Responses varied: Bosnian Serb authorities expressed selective acceptance while Bosnian Croat and Bosniak leaders offered conditional rejections or amendments; political leaders including Radovan Karadžić, Mate Boban, and Alija Izetbegović engaged with the text amid domestic pressures. International actors such as the United States, Russia, European Union, United Nations, and the Organisation for Security and Co-operation in Europe debated enforcement options. The United Nations Security Council deliberated resolutions referencing the plan alongside sanctions regimes involving the United Nations Security Council Sanctions Committees and measures linked to Slobodan Milošević’s policies. Ultimately, military developments, including operations by the Army of the Republic of Bosnia and Herzegovina and intervention dynamics involving NATO air operations and the Srebrenica massacre aftermath, influenced the shift toward the Dayton Agreement at Wright-Patterson Air Force Base.

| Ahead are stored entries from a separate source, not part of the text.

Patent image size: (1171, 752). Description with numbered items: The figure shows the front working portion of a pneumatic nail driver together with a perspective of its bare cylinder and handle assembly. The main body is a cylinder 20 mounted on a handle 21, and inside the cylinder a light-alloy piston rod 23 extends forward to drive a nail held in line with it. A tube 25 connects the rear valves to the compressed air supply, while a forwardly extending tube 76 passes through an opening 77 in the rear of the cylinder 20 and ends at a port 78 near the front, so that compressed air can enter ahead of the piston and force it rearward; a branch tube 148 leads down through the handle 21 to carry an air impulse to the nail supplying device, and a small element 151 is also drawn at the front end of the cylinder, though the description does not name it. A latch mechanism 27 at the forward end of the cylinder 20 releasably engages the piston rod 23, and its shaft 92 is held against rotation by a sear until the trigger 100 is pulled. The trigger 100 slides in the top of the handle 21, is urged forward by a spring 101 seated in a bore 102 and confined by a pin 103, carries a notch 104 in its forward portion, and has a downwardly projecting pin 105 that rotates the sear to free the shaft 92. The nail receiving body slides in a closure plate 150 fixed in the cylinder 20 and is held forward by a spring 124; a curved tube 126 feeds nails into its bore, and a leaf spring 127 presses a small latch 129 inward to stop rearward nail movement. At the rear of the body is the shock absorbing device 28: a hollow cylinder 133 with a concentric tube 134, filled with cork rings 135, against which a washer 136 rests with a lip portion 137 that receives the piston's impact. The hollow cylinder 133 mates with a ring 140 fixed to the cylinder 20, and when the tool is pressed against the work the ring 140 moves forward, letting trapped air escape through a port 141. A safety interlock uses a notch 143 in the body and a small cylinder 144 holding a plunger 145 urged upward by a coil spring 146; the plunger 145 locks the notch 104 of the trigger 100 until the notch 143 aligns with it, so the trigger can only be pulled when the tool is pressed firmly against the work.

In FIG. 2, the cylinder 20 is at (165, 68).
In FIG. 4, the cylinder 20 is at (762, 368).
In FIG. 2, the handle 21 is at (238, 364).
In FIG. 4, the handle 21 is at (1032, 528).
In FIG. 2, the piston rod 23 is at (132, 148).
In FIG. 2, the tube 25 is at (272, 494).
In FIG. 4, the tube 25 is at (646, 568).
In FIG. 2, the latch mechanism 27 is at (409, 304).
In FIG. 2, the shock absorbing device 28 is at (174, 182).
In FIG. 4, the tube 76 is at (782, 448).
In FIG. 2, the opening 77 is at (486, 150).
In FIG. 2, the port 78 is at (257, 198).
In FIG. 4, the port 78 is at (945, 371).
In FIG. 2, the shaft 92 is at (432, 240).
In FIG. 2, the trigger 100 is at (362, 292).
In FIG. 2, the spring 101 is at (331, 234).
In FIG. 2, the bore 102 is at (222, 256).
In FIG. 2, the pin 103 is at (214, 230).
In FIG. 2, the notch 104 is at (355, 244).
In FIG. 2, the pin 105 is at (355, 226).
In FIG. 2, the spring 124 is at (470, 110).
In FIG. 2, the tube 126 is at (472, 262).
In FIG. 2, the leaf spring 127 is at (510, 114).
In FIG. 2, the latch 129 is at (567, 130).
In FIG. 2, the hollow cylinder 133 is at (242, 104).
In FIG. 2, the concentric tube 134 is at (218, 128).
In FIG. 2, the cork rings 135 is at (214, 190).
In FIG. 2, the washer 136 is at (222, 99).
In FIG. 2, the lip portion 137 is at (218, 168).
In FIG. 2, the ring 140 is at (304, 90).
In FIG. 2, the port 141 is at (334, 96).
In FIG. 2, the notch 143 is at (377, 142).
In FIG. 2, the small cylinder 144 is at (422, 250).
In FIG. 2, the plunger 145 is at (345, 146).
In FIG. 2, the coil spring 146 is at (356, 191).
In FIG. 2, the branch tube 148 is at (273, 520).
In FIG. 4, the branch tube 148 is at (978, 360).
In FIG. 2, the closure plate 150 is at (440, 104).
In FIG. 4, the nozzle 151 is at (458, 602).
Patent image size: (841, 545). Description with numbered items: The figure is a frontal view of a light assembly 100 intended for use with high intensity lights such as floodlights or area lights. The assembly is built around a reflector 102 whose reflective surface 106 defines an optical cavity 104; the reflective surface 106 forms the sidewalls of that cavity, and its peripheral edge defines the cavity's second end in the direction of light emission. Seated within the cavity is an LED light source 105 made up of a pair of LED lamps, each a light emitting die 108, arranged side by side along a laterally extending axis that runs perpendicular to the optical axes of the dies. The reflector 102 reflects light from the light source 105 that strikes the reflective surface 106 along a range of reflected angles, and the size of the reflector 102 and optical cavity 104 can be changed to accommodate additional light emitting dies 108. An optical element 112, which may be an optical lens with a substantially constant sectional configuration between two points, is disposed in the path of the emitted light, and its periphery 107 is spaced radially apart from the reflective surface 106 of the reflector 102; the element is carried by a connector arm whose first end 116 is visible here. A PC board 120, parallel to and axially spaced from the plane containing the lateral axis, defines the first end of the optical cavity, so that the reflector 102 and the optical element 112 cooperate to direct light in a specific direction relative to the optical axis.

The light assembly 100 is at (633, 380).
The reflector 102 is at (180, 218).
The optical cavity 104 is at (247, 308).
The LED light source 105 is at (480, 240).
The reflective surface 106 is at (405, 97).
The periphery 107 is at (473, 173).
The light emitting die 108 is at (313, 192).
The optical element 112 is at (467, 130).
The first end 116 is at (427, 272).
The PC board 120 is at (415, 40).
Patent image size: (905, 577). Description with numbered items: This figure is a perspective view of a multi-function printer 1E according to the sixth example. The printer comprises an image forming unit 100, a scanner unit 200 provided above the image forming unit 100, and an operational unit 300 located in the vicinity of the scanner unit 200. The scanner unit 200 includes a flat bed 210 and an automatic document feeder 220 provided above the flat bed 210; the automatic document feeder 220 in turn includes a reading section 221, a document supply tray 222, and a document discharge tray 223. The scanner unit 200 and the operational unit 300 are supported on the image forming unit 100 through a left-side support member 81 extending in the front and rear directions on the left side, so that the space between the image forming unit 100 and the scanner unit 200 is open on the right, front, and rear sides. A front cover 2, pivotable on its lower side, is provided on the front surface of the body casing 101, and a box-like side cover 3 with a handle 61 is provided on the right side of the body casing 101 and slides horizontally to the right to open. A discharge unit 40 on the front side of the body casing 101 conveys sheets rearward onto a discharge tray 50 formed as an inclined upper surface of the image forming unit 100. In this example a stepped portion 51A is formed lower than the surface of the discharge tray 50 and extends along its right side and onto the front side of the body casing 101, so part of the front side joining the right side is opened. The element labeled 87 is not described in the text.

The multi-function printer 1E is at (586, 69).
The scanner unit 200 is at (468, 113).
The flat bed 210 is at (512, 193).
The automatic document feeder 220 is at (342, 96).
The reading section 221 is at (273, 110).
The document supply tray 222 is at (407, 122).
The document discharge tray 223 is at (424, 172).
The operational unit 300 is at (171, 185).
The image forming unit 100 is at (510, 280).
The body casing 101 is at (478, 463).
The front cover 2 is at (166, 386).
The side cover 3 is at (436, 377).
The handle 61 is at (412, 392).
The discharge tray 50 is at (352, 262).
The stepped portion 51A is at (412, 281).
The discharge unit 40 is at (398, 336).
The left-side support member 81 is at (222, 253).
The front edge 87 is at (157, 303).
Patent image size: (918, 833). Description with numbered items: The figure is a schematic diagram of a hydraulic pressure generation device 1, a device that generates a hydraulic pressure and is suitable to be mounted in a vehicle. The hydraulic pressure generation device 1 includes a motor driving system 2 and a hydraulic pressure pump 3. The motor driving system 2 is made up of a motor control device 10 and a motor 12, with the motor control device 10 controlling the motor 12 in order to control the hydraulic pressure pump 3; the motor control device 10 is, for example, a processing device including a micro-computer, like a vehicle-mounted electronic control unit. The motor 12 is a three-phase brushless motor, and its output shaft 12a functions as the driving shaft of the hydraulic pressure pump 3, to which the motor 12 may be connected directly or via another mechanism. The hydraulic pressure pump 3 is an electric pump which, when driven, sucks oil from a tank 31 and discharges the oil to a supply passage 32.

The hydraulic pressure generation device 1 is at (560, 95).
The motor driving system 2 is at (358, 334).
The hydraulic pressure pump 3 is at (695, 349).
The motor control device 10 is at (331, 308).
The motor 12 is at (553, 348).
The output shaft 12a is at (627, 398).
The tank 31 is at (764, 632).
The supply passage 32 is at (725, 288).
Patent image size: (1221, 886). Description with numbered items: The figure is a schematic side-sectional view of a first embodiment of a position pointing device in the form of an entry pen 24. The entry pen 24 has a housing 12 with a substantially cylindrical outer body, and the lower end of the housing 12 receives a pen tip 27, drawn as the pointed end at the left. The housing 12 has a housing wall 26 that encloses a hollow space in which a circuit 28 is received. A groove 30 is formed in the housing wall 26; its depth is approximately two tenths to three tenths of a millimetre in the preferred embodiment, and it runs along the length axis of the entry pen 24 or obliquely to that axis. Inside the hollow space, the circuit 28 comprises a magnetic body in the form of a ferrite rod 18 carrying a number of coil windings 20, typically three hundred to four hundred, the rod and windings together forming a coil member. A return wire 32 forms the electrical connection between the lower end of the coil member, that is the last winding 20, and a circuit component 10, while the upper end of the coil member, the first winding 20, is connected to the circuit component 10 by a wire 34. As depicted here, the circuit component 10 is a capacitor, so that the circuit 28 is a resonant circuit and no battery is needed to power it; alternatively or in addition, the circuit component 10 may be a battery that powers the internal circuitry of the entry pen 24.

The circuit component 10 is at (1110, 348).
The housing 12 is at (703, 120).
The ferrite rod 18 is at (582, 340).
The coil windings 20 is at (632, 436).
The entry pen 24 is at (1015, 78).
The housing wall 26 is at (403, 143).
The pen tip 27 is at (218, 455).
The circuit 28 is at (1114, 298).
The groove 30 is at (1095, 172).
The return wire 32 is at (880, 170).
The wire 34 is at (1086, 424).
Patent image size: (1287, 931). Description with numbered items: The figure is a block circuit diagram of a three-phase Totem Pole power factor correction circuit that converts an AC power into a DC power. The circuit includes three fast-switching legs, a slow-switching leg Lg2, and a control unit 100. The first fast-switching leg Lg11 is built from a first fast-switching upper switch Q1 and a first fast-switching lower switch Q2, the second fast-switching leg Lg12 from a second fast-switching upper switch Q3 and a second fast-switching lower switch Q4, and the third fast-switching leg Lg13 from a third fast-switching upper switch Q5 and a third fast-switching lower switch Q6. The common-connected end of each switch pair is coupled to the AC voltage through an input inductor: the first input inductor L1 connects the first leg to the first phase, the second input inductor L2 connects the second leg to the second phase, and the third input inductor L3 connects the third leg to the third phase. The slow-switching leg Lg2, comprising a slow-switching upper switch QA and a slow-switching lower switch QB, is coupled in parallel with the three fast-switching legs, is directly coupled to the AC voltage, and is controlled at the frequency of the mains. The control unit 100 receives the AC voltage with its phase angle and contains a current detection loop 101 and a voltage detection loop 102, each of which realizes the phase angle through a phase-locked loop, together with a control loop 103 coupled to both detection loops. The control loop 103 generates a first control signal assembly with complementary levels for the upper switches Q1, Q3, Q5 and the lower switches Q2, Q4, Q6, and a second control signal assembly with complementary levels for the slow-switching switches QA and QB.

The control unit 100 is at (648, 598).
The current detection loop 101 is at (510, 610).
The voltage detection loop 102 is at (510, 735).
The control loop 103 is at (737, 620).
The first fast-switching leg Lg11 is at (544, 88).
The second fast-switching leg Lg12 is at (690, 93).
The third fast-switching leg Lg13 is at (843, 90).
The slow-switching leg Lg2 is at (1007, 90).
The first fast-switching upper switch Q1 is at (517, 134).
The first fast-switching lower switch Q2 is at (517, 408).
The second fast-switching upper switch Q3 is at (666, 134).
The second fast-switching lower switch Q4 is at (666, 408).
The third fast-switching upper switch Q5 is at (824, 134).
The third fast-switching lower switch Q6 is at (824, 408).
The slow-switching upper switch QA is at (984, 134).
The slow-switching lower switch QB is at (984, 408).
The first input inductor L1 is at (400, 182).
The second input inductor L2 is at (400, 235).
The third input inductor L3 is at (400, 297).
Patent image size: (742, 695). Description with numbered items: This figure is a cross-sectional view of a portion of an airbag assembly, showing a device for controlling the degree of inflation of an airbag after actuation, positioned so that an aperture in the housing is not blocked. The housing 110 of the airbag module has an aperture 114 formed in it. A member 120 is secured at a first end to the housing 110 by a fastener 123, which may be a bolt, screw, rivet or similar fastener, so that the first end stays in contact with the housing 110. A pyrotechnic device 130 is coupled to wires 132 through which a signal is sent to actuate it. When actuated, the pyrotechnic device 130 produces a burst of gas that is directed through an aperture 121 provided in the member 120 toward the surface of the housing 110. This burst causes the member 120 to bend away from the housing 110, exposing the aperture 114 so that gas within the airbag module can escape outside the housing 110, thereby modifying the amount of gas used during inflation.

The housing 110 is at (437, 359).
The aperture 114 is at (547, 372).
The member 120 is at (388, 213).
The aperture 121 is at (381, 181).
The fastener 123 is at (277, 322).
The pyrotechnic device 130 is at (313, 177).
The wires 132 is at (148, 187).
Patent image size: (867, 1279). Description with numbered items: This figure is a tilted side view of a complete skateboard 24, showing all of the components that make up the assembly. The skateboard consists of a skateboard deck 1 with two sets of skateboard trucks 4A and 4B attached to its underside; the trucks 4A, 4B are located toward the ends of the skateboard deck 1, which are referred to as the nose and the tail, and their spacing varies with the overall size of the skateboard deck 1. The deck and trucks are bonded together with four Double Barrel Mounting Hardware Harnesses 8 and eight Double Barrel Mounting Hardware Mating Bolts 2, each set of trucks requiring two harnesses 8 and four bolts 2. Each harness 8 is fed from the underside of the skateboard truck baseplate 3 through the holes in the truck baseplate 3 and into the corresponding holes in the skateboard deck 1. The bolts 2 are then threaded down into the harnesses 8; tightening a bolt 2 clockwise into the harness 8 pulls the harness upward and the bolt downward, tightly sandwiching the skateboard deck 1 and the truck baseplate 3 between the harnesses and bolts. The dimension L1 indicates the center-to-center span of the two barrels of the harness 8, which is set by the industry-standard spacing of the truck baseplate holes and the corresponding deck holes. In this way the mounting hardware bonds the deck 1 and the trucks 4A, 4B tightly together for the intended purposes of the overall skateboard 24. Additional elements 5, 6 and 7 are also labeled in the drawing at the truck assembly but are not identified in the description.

Historians and analysts from institutions like the International Criminal Tribunal for the former Yugoslavia, the Carnegie Endowment for International Peace, the International Crisis Group, and universities including Oxford University, Harvard University, and Yale University have debated the plan’s legal, moral, and practical dimensions. Commentators such as Ralph M. Sami, Noam Chomsky, and scholars publishing in journals tied to Cambridge University Press and Oxford University Press have contrasted the plan with alternatives like the Carrington–Cutileiro plan and assessed its impact on subsequent arrangements embodied in the Dayton Peace Accords and the postwar institutions of Bosnia and Herzegovina including the Office of the High Representative and the Constitution of Bosnia and Herzegovina. The plan remains a focal point in discussions of partition as a conflict resolution method, comparisons made with resolutions in Cyprus, Sudan, Iraq, and Kosovo, and evaluations by legal scholars examining minority protections, ethnic cleansing adjudications at the ICTY, and the evolution of international humanitarian law.